Immediate Pinning of Displaced Distal Radius Fractures

In the past decade or two, closed reduction and percutaneous pinning have become more common as the primary treatment of distal radial metaphyseal fractures in children and adolescents.95,78,129,183,192,217 Despite this practice change, a meta-analysis review of the data comparing cast immobilization versus immediate pinning reveals equivalent long-term outcomes, despite more loss of reduction in the cast groups and more pin complications in the pin groups11 The indications cited include fracture instability and high risk of loss of reduction increasing the likelihood of the need for remanipulation,6,48,57,90,103,130,133,138,162,163,219 excessive local swelling that increases the risk of neurovascular compromise,15,44,202 and ipsilateral fractures of the distal radius and elbow region (floating elbow) that increase the risk of compartment syndrome.19,170,181 In addition, surgeon's preference for pinning in a busy office practice has been considered an acceptable indication because of similar complication rates and long-term outcomes with pinning and casting132,135 and the avoidance of remanipulation because alignment is secure. 

Open Fractures

There have been multiple studies51,104 demonstrating that the infection rate (2.5% to 4%) following nonoperative treatment of Gustillo grade 1 open fractures results in infection rates comparable to reported rates for operative84 treatment (2.5%).

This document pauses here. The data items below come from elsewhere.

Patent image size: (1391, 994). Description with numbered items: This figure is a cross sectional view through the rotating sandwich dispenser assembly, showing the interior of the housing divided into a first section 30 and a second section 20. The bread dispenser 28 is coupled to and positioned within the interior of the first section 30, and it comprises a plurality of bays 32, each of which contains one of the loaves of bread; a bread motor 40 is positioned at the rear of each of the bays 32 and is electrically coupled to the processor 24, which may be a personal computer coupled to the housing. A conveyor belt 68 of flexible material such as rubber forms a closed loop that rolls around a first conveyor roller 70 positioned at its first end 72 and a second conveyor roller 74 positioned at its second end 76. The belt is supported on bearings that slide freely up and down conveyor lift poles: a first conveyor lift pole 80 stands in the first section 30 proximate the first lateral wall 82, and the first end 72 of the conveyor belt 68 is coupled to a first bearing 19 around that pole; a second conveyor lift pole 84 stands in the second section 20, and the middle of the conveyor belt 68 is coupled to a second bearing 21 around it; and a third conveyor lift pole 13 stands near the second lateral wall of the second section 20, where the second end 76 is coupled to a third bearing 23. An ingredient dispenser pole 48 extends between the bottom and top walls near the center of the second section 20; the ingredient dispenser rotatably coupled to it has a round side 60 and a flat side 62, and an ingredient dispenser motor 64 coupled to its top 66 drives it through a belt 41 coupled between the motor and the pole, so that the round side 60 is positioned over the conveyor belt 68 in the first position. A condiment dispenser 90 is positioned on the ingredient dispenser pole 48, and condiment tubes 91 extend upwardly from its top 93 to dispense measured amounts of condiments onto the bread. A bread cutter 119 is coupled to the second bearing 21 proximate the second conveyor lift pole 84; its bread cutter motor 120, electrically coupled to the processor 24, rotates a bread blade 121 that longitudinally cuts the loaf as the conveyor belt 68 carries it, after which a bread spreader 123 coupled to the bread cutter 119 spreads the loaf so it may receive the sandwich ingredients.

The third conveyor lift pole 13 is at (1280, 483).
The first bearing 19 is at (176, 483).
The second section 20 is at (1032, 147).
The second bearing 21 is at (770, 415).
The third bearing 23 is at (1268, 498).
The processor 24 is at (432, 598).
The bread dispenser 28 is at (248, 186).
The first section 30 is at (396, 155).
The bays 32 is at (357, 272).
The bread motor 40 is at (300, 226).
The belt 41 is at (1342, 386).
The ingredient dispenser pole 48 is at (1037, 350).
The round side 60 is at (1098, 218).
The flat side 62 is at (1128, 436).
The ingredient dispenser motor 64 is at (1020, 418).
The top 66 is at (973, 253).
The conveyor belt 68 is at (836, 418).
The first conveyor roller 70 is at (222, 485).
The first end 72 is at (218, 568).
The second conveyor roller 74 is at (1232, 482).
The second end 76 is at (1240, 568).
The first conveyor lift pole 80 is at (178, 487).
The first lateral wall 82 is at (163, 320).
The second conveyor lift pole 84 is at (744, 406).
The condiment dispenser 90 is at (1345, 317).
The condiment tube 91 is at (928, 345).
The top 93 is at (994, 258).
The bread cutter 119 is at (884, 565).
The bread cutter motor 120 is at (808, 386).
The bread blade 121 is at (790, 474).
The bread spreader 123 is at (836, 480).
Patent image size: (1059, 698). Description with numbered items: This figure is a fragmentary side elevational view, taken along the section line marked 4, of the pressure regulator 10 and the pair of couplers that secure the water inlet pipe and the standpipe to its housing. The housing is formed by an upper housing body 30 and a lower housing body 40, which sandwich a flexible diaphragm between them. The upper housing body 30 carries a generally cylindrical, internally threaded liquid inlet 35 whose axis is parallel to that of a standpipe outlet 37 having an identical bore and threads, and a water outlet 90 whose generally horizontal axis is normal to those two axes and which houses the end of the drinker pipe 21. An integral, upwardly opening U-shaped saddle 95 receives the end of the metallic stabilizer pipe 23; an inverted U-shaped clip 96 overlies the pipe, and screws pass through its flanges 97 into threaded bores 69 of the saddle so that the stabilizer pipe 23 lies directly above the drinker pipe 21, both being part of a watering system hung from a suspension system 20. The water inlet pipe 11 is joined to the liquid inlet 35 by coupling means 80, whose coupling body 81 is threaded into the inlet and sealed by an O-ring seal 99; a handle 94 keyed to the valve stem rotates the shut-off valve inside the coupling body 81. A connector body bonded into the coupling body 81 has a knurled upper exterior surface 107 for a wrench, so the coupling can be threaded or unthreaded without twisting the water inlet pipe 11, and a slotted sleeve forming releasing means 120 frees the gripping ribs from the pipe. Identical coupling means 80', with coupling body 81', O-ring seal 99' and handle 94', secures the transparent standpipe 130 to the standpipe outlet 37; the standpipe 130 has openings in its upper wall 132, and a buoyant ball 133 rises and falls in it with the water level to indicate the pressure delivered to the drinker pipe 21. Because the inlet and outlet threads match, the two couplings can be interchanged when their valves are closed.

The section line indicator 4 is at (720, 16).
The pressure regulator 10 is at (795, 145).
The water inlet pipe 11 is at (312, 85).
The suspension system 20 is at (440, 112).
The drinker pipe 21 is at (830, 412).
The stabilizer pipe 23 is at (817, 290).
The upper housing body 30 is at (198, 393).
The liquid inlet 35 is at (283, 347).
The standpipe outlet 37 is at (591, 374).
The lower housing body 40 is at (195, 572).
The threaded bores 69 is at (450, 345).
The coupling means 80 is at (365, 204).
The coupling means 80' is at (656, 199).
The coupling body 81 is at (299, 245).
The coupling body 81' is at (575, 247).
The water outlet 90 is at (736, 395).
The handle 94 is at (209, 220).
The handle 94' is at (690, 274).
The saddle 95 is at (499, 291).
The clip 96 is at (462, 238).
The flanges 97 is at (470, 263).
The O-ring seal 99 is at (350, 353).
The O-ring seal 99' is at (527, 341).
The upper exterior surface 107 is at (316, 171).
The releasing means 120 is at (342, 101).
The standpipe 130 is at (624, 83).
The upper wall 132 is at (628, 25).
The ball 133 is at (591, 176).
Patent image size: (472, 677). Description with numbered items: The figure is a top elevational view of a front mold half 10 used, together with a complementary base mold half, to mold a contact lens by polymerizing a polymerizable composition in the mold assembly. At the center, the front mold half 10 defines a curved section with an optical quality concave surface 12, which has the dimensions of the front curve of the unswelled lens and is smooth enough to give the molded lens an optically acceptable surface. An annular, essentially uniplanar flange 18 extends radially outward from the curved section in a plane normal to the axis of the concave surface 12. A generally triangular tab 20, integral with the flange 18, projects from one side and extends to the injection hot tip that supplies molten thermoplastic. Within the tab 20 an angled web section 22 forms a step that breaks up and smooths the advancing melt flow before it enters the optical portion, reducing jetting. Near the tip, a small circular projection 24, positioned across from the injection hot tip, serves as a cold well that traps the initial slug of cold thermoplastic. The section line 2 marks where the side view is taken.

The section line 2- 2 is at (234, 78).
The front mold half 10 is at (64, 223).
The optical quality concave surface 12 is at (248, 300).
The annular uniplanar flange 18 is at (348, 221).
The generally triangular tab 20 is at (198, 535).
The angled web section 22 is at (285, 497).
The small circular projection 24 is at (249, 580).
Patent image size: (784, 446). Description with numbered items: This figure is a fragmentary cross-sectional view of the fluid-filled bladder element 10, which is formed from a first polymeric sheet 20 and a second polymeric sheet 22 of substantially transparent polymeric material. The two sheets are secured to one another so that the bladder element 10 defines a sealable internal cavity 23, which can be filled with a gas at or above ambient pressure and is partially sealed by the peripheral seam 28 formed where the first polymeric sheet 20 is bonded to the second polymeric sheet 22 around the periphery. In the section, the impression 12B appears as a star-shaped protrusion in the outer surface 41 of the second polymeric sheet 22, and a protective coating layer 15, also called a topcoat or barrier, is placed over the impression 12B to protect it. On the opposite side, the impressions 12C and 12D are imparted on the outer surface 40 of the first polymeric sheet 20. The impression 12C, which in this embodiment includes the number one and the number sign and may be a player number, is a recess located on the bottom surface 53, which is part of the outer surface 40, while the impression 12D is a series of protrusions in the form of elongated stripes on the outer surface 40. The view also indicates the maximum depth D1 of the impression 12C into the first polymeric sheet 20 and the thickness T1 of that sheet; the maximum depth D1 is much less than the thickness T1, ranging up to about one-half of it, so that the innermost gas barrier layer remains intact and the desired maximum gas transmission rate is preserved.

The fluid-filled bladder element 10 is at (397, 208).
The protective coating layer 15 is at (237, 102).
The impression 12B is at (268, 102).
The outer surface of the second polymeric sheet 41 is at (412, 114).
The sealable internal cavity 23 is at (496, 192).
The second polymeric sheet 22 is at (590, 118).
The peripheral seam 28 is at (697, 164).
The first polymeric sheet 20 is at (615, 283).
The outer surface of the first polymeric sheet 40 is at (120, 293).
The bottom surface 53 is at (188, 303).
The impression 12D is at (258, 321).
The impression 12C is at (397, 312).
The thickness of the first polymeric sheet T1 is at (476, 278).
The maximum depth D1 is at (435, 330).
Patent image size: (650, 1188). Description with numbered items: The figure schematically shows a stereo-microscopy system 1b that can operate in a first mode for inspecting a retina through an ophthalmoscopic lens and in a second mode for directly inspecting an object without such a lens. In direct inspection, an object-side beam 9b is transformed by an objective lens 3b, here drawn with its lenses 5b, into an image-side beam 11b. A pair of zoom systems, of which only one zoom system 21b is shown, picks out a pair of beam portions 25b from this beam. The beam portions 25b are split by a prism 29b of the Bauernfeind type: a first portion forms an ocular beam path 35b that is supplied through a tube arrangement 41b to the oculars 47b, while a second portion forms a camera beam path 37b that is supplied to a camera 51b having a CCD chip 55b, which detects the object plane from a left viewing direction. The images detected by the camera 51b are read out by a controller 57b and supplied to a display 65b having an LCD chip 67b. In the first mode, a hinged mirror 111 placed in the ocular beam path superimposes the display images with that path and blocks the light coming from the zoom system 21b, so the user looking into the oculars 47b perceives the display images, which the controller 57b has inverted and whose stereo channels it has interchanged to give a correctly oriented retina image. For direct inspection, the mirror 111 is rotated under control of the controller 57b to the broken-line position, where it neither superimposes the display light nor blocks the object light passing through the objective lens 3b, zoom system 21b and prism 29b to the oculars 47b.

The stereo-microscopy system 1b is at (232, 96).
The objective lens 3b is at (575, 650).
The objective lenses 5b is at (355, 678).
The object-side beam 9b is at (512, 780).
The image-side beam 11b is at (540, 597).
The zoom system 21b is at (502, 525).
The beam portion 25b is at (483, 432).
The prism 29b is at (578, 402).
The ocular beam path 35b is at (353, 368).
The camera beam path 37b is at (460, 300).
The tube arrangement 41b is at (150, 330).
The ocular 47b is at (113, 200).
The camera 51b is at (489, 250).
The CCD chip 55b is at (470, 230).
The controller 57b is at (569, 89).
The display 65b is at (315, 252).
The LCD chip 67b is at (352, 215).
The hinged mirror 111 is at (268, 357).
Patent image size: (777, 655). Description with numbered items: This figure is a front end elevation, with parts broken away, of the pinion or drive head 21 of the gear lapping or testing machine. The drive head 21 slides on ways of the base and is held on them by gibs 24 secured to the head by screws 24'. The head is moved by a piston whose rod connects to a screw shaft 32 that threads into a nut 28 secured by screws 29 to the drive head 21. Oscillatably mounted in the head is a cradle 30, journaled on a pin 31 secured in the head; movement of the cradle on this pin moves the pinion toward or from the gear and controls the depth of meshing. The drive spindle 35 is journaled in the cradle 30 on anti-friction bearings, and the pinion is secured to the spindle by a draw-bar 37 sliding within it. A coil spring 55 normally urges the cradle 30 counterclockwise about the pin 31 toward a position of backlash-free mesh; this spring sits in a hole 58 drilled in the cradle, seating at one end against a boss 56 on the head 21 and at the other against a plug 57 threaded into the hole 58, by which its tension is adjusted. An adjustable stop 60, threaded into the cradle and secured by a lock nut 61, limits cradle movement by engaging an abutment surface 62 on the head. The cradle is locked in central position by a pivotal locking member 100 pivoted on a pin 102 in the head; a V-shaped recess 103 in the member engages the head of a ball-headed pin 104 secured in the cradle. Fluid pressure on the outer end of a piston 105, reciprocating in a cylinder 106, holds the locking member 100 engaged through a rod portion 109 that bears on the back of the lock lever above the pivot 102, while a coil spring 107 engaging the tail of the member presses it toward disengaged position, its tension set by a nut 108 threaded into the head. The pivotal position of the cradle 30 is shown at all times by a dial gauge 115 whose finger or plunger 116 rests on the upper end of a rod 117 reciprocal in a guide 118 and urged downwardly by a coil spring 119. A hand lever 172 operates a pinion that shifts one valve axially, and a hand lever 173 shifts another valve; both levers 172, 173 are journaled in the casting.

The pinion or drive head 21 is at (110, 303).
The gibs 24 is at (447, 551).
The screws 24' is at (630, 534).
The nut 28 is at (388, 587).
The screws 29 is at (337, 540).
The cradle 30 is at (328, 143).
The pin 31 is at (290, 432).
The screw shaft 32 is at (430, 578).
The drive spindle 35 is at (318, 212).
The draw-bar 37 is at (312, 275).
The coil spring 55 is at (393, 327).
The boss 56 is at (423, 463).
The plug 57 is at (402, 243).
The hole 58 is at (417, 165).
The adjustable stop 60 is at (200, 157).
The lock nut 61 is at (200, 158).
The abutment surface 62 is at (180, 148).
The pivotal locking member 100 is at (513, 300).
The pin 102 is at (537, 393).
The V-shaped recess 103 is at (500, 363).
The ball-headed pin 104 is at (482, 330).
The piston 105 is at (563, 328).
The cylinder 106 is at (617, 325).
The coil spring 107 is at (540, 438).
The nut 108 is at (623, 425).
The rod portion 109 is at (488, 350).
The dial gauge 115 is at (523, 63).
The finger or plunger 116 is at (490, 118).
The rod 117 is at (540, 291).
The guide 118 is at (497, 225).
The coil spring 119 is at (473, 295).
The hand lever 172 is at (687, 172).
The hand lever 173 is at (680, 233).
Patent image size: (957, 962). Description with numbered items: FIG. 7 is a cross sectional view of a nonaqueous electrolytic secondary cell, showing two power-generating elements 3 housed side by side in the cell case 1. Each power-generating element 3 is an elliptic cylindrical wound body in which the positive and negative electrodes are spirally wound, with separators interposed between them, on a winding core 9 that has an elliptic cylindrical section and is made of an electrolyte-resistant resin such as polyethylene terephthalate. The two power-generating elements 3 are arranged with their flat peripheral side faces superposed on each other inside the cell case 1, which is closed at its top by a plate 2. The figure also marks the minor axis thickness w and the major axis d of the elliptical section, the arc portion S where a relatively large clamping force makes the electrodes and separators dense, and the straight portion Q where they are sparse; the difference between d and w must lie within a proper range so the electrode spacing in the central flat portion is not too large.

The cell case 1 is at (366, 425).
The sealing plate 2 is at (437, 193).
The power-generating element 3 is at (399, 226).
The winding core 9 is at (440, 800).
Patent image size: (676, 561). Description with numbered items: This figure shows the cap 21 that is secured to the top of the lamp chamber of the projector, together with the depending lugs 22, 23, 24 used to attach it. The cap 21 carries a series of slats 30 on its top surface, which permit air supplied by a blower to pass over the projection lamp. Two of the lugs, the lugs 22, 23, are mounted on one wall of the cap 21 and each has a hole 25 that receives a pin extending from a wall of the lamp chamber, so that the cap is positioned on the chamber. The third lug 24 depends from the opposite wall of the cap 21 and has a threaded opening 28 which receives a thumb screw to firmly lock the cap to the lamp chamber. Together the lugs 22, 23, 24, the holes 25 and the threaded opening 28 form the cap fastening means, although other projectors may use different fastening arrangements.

However, these were retrospective studies and likely will not change the standard of care of these fractures until an appropriate prospective randomized study has been conducted. 

Conclusions

Fractures of the distal forearm are common in the pediatric population. Given their proximity to the distal physes of the radius and ulna, these fractures have tremendous remodeling capacity and as a result, the majority may be effectively treated with appropriate nonoperative means. The future direction for management of these fractures is primarily focused upon prognosticating which fractures would be better served through surgical reduction and fixation, considering the relatively high rate of loss of reduction of these fractures.